Ася, почти ослепшая от слез, посмотрела сквозь нее невидящими глазами, – ей казалось, что они хоронили поэзию, и как можно говорить сейчас о таком неважном, суетном...
Странная история произошла на выходе с кладбища: в воротах Лиля почти столкнулась с Ахматовой.
– Смотри, какая она – нельзя пройти мимо, не залюбовавшись ею... – прошептала Ася. – Говорят, что ее бабушка была княжна Ахматова...
– Князей Ахматовых в России не было, – фыркнула Лиля.
– Это одна из его любовниц... – показав на Лилю, сказал кто-то рядом, услужливо наклонившись к Ахматовой, и Ахматова взглянула на нее величественно, как королева на молочницу, словно не удостаивая любовницу своего бывшего мужа даже мимолетного любопытства. Ахматова была тонкая, черная, держалась как вдова и знаменитость, а Лиля была девочка с придуманным романом с ее бывшим мужем и никто.

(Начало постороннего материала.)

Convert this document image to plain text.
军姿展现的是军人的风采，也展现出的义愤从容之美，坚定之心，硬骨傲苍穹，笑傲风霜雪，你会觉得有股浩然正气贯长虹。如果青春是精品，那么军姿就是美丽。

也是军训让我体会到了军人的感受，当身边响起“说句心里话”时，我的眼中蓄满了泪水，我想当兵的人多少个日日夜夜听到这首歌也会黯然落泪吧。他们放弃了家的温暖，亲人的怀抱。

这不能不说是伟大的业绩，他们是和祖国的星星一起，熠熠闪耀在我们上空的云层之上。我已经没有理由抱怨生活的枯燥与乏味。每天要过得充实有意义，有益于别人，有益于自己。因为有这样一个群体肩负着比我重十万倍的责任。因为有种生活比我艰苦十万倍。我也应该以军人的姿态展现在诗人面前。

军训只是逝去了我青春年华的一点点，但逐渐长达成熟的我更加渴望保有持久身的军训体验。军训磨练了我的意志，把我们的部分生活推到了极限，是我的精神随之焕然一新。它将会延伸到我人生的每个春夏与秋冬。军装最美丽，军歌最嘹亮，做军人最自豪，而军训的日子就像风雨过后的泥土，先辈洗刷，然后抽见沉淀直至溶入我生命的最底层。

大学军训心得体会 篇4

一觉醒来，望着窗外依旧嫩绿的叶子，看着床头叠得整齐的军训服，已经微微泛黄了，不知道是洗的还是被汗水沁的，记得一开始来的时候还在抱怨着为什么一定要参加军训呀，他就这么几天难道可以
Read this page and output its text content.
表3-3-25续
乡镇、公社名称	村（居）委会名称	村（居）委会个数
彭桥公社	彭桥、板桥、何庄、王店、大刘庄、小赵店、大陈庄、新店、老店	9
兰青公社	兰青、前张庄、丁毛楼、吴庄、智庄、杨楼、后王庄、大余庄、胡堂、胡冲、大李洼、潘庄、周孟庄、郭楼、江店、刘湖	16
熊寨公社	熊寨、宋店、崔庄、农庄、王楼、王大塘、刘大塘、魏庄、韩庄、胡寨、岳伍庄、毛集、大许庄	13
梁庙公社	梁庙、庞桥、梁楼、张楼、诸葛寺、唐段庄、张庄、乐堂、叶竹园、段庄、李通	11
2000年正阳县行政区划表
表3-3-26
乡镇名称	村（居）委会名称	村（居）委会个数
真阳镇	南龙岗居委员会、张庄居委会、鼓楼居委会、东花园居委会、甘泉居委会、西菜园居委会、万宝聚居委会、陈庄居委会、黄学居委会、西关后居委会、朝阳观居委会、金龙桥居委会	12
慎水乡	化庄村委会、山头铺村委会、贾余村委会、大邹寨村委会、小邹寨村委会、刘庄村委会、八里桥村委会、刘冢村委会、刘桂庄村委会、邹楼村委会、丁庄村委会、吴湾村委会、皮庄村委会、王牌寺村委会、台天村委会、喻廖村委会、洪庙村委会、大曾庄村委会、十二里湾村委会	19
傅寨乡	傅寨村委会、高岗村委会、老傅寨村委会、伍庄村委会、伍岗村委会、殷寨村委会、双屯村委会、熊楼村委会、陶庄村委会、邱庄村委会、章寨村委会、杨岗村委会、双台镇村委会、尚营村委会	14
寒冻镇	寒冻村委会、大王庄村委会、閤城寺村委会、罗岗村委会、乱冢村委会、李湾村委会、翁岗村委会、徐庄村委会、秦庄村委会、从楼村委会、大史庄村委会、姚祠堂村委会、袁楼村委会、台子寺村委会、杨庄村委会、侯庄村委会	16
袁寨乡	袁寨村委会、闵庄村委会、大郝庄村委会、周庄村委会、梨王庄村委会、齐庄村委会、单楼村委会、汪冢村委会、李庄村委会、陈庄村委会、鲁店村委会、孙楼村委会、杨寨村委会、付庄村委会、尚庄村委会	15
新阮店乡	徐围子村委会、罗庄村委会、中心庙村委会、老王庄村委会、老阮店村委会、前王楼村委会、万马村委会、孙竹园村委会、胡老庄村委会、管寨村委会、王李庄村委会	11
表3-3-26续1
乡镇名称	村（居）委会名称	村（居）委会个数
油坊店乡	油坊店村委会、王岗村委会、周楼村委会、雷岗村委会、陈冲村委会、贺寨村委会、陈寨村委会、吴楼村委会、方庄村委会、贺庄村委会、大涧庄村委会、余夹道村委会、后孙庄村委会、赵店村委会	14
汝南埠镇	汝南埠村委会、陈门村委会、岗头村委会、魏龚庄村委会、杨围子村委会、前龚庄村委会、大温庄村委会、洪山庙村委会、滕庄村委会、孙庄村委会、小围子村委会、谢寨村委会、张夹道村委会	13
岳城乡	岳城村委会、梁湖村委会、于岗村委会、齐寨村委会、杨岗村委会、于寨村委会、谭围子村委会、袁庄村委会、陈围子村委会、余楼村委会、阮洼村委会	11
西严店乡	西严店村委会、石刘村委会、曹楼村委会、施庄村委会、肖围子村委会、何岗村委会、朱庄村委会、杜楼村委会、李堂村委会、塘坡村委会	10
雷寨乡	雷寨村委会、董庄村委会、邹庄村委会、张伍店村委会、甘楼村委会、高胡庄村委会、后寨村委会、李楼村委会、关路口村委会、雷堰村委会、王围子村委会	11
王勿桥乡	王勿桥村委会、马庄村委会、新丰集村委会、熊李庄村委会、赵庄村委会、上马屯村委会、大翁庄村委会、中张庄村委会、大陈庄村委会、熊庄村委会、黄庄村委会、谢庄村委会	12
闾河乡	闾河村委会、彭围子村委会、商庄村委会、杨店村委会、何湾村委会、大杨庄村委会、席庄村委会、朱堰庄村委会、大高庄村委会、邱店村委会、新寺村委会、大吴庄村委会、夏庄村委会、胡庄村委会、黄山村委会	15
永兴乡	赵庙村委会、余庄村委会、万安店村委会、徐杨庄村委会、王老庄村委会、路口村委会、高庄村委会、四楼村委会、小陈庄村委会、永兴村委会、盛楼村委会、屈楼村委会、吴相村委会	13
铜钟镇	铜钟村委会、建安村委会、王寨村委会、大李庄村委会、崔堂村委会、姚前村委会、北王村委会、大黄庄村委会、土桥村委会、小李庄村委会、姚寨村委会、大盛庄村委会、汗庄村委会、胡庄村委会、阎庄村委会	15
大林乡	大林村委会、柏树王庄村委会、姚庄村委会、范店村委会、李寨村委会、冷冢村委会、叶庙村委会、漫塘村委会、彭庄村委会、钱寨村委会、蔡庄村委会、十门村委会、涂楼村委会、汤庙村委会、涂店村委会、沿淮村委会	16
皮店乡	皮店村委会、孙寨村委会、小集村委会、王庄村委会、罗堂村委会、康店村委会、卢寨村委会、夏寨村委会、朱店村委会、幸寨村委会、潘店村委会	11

«Я не любовница», – хотела сказать Лиля, и вдруг подняла голову, и, не посторонившись, метнула в нее бешеный взгляд, и та опустила глаза первой.
– Какая беда, – шептала ничего не заметившая Ася. – Я чувствую, что-то еще случится, беда никогда не приходит одна...
Даже известие о смерти Ильи Марковича в Белой Церкви тоже была жизнь, а теперь всё, как будто из украшенной по-новогоднему комнаты вынесли блестящую елку и потушили свет...
Стихи, литературные четверги, жизнь, голодная, но прекрасная, наполненная любовью, романами и легкомысленными обсуждениями, кто в кого влюблен, – все закончилось. Закрыли занавес, прекрасное представление завершилось, декорации разбирают, актеры смывают грим...
– Это конец, – обнимая Лилю, плакала Ася. – Мы все жили в карточном домике, кто-то подул на него, и он упал... Я знаю, что это конец, больше никогда, никогда ничего не будет...
– Нет, не все, нет, не конец, – обнимая Асю, плакала Лиля. – Я знаю, что это не конец, все еще будет...
Произошло непонятное, невозможное – арестовали Мэтра. Девушки пришли, как обычно, в Дом искусств и застали там панику, растерянность, недоумение: к Мэтру приехали ночью, забрали, отвезли в тюрьму. За что, почему?.. Никаких сведений не было – говорили только, что у Мэтра при аресте в руках была «Илиада», с ней же его привезли в Чека, а потом «Илиаду» отобрали. От этого было еще страшней, – ПОЧЕМУ отобрали «Илиаду», разве это нельзя?..
Творческая интеллигенция Петрограда была расколота на два враждебных лагеря: тех, кто яростно ненавидел советскую власть и отвергал любое с ней взаимодействие, и тех, кто выступал за помощь новому режиму в культурных задачах в приемлемой для себя форме сотрудничества – работа в издательстве «Всемирная литература», в Доме искусств, преподавание... Мэтр – сотрудничал. Никто в Доме искусств не понимал, что Мэтр мог сделать власти, не за стихи же его арестовали, а кроме литературы Мэтр ничем не занимался... Студийцы испытывали изумление, смешанное со страхом, – ведь если могли так поступить с Мэтром, Поэтом (а поэт выше всех остальных людей, утверждал Мэтр), то это может произойти с каждым из них. В квартире на Надеждинской все замерло, и даже крик Фаины сменился громким театральным шепотом... Вот оно как оказалось: можно было смеяться над советской властью, как Леничка, не замечать власть, как Ася с Лилей, доброжелательно улыбаться власти, как Мирон Давидович, – и это были ИМИ ЗАДАННЫЕ отношения с властью, сводящиеся к «я тебя не трогаю, и ты меня не трогай», – но неужели власть в любой момент может САМА вступить с ними в отношения, какие захочет – ПРИЕХАТЬ НОЧЬЮ, ЗАБРАТЬ, ОТВЕЗТИ В ТЮРЬМУ, ЗА ЧТО?.. Фаина нервничала и, кажется, впервые сама точно не знала, чего хочет и как кому скомандовать. Не хотела выпускать девочек из дома, – кто знает, где эти дурочки будут болтаться и о чем болтать; не хотела, чтобы они были дома, – придут за ними, а их дома нет... и каждый час ей по-разному казалось для них безопасней.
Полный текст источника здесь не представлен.